David Heyman, the producer of the ‘Harry Potter’ films, and director Paul King take a delightful spin on Michael Bond’s classic book, ‘A Bear Called Paddington’.
This film version of Paddington will provide barrels of laughter and tearjerking moments, what with a more elaborated back-story compared to the original plot from the book.
Explorer Montgomery Clyde (Tim Downie) goes on an expedition to “darkest Peru” in search of the world’s rare animals. He chances upon a family of bears and aborts his mission after being saved by the biggest of the lot, Pastuzo.
Amazed with their flair for English and marmalade, Montgomery promises to give them a warm welcome should they ever visit London.
Many years later, a fatal earthquake destroys the bears’ home and our ursine hero crosses the ocean in search of a new dwelling.
With a neck tag that states, “Please take care of this bear. Thank you,” the bear arrives in England. And of course, life there is not going to be all that rosy.
Photo: Shaw Organization
With its distinguishable red hat and brown suitcase, the bear struggles to find a home until the quirky but kind-hearted Mrs Brown (Sally Hawkins) takes it in and gives it a name after the train station, Paddington.
Paddington continues to adjust to the Brown home, winning the hearts of Mrs Brown and her son Jonathan (Julie Walters), but getting on the nerves of Mr Brown (Hugh Bonneville).

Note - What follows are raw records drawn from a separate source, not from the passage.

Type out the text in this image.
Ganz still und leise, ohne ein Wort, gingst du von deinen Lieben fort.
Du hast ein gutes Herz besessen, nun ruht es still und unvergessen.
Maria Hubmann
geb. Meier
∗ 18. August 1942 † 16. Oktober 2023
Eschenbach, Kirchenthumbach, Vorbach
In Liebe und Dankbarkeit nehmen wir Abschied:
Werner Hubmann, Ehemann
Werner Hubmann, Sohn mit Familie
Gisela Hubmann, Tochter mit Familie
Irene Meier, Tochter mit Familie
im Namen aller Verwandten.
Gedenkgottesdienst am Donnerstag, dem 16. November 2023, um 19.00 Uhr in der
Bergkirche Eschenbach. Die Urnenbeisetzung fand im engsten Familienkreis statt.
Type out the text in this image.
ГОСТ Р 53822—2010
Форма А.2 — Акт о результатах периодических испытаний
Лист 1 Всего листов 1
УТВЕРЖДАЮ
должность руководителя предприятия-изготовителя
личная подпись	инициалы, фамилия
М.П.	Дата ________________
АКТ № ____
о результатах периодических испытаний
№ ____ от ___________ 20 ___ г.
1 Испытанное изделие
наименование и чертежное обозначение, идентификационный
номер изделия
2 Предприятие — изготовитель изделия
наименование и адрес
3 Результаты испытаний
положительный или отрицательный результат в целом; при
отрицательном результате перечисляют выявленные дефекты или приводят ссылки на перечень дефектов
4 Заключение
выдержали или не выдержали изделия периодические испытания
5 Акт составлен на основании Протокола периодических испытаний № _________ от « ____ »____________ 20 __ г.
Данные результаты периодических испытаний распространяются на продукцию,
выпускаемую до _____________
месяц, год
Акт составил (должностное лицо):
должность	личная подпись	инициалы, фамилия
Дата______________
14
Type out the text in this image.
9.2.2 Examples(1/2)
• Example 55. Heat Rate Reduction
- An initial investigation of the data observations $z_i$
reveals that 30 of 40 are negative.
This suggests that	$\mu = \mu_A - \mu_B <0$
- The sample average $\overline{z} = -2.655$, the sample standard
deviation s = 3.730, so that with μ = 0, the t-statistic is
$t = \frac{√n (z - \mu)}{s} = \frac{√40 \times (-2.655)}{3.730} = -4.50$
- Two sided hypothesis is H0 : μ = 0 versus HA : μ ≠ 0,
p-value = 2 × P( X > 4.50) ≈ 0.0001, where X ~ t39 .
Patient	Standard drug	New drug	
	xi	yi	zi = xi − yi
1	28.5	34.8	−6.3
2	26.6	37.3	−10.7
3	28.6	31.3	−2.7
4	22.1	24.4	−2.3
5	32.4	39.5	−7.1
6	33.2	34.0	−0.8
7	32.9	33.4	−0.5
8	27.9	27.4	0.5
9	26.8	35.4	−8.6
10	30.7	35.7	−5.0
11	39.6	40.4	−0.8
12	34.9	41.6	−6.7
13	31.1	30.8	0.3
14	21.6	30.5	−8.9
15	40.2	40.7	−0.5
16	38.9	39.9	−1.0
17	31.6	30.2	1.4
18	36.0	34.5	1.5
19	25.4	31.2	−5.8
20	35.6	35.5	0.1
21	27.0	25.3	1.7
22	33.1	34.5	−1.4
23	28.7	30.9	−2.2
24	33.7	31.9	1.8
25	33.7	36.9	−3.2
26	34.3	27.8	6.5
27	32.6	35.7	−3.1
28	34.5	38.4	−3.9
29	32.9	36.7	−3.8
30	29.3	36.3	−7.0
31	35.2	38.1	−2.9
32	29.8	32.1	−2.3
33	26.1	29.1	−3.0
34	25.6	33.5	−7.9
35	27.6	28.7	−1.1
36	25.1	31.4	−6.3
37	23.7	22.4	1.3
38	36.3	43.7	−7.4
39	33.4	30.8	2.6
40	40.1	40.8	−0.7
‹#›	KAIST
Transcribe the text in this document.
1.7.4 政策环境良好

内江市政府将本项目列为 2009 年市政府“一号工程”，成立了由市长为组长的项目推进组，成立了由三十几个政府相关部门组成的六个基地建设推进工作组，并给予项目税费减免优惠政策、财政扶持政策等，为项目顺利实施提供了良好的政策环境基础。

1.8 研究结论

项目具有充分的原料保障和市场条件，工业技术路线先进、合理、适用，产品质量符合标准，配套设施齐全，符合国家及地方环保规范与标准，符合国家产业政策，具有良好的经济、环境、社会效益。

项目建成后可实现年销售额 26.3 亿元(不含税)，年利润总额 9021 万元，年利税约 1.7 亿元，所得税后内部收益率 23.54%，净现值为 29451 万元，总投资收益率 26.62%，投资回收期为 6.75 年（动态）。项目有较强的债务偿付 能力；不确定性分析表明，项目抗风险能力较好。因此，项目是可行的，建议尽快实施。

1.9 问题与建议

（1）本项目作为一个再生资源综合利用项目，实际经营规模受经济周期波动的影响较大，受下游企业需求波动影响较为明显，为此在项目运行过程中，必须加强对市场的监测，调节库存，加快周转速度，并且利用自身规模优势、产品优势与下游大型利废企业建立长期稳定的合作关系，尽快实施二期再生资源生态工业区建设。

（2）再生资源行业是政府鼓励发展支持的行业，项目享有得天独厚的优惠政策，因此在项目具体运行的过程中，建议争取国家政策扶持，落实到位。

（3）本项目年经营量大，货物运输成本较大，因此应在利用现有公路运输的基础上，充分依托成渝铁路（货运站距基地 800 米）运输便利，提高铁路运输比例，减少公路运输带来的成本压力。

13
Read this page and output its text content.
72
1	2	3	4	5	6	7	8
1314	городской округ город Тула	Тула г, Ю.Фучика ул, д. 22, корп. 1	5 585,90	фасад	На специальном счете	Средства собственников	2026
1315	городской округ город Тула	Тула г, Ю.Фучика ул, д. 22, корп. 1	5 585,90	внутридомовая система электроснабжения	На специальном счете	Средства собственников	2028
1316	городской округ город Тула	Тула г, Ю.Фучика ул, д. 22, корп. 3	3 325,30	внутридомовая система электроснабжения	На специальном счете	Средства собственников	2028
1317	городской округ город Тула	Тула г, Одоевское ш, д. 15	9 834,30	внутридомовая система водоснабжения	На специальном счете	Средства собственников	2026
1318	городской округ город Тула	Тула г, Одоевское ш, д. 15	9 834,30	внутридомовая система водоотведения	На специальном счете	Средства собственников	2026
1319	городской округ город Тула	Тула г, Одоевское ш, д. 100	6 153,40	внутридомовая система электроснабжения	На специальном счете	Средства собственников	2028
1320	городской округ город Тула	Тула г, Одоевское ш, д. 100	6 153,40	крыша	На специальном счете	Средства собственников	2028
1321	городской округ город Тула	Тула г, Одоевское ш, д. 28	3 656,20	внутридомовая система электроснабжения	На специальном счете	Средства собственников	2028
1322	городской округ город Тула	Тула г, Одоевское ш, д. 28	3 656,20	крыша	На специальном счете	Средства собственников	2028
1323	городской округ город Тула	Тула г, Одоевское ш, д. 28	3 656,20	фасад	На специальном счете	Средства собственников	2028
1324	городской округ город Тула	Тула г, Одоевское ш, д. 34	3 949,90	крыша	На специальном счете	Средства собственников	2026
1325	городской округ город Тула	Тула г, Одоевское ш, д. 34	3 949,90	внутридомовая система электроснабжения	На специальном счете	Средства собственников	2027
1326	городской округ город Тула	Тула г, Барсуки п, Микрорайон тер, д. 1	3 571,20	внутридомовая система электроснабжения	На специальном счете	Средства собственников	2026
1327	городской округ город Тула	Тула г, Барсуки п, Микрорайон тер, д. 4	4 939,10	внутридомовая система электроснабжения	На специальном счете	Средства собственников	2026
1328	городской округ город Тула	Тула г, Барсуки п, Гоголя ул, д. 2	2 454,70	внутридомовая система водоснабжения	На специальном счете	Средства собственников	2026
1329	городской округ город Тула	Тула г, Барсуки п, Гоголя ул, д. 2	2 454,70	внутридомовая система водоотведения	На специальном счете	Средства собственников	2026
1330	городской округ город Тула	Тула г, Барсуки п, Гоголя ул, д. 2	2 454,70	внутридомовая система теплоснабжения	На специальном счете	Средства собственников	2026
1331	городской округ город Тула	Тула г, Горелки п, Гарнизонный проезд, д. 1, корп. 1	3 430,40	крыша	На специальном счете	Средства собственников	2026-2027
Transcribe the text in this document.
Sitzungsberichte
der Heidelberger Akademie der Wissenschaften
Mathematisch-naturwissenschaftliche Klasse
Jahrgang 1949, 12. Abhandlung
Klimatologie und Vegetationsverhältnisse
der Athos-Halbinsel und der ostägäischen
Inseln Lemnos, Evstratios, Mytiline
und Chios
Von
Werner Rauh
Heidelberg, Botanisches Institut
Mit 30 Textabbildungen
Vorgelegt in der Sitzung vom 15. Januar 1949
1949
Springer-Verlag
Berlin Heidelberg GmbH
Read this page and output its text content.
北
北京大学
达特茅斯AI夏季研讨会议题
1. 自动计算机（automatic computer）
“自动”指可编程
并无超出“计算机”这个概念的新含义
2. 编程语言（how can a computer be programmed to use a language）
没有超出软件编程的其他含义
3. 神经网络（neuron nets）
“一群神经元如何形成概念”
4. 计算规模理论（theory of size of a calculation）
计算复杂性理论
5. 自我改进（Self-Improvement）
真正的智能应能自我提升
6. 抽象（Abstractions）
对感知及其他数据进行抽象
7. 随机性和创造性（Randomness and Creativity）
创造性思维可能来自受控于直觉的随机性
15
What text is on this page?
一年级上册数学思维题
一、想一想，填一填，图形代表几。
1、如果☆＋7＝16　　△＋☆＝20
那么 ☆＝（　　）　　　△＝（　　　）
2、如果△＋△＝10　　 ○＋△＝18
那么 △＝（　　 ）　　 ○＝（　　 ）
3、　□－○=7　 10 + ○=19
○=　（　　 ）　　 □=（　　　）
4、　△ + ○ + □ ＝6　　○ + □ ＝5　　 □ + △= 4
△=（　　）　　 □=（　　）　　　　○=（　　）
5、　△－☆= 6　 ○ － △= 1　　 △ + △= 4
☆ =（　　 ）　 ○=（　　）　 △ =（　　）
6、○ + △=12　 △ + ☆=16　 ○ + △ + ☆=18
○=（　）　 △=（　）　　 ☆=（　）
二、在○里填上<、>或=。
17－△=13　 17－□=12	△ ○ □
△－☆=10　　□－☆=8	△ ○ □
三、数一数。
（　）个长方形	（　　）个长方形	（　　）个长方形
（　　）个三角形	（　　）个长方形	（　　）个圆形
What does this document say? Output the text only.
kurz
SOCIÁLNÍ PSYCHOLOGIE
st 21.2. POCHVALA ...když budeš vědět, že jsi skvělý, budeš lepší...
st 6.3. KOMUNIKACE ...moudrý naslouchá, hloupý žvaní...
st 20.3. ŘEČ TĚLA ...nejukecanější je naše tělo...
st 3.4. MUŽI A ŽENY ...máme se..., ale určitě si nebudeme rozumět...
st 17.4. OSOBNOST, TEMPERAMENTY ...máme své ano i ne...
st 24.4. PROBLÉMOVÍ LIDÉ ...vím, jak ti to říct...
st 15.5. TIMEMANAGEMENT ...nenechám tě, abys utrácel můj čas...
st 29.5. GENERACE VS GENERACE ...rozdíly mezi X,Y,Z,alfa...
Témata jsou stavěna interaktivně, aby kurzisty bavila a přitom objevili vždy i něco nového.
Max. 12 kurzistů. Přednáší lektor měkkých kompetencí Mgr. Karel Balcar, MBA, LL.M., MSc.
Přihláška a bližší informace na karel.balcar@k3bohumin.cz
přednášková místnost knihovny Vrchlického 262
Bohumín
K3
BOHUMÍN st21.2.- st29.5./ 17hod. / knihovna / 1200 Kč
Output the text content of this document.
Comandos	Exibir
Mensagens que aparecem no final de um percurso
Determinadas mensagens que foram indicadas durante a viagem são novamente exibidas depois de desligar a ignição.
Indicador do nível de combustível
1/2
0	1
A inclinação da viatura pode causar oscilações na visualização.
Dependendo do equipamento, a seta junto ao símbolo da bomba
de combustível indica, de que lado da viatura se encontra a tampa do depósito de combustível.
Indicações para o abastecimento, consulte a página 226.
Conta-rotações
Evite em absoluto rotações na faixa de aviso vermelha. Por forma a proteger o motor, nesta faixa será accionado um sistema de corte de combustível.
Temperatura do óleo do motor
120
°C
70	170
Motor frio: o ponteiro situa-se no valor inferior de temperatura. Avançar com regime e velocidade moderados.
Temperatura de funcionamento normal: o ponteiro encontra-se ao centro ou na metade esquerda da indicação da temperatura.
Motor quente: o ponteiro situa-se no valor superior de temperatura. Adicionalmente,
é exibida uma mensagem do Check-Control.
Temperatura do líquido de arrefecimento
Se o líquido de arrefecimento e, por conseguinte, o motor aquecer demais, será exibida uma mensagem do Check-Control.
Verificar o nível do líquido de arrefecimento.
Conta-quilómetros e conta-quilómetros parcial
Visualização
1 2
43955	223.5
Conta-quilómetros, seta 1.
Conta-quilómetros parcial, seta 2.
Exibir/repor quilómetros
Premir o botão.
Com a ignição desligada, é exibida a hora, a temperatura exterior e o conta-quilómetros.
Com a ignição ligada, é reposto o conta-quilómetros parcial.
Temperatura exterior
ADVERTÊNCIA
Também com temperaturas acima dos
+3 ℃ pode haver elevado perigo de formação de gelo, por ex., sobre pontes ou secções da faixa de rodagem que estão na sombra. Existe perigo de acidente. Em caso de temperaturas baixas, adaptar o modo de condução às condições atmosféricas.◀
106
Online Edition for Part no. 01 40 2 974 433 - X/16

It goes through a series of mishaps in and out of the house, and its adventures serve to showcase London’s city streets.
The villain in this comedic tale is the taxidermist Millicent Clyde (Nicole Kidman), who has shady designs on the lovable yet clumsy bear. Kidman’s Millicent is emotionless and gives off only evil vibes as she plots and schemes to be rich and famous.
Ben Whishaw (‘Cloud Atlas’), who replaced Colin Firth as the voice of Paddington, brings life to the animated main character, conjuring wonder, curiosity, fear and an assortment of emotions –even when it is just breathing.
Paddington almost feels like a real person and not just a talking bear.
Young viewers will be amazed with the graphics while adults will get the read-between-the-lines jokes – along with the lessons on acceptance and love – making this a family-friendly movie for all.